Berdamai dengan Hati, Mengelola Kesehatan Mental Remaja

Kamis, 04 Juli 2024 - 05:30 WIB
loading...
Berdamai dengan Hati, Mengelola Kesehatan Mental Remaja
Foto: Dokumen Sabir Laluhu
A A A
Sabir Laluhu
Jurnalis, penulis dan editor buku

RINAI hujan membasuh sebagian wilayah Jakarta pada Minggu (30/6/2024) malam, saat saya rampung mendaras novel “Rindu Tak Ada Ujung” karya Acidalia El Muqiit Kantiana S Patramijaya yang karib disapa Asel.
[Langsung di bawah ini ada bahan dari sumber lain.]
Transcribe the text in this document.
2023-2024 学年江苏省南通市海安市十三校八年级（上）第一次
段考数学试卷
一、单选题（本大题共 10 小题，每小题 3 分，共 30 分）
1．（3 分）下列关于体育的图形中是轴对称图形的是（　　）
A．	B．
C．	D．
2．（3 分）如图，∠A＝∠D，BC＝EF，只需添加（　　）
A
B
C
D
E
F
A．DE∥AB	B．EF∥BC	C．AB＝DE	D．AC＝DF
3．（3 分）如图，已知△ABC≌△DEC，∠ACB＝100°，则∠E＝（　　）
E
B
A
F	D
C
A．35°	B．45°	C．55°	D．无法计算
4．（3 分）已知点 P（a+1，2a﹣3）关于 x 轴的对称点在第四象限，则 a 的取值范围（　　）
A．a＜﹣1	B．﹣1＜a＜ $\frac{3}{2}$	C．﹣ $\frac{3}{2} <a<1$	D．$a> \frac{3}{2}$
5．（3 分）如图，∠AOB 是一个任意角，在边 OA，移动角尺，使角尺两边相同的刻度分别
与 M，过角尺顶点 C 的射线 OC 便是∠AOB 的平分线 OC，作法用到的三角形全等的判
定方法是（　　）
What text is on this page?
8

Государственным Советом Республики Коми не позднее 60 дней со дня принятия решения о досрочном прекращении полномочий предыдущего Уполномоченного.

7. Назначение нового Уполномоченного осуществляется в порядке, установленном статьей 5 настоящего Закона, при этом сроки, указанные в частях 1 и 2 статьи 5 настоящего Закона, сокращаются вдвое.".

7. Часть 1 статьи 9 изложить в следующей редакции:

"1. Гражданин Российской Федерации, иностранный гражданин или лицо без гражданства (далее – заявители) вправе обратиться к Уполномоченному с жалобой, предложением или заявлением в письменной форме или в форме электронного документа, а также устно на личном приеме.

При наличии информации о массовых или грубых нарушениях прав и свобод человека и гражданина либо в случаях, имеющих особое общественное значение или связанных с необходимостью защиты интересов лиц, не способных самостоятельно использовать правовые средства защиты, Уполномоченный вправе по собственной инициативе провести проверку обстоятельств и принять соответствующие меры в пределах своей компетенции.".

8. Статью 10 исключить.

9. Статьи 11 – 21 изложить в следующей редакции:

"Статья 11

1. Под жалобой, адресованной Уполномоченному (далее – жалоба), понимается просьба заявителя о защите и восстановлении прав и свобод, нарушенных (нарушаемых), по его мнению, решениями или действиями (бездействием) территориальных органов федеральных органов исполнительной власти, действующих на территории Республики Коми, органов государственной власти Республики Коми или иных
Sekira dua menit berselang, guntur bersahutan mengiring hujan deras bergemuruh.

baca juga: Buku Bermutu Indonesia Ramaikan Frankurt Book Fair, Pameran Buku Terbesar Dunia

Imaji saya seperti masuk kembali ke dalam kisah yang ditulis anak kandung pengacara Patra M Zen ini. Saya membayangkan betapa tabah, sabar, dan sanggupnya Mahira sebagai tokoh utama (protagonis) dalam novel ini menghadapi kehidupan dan pergolakan batinnya saat usia remaja di bangku sekolah menengah pertama (SMP). Bagaimana tidak, Mahira mampu berdamai dengan hatinya.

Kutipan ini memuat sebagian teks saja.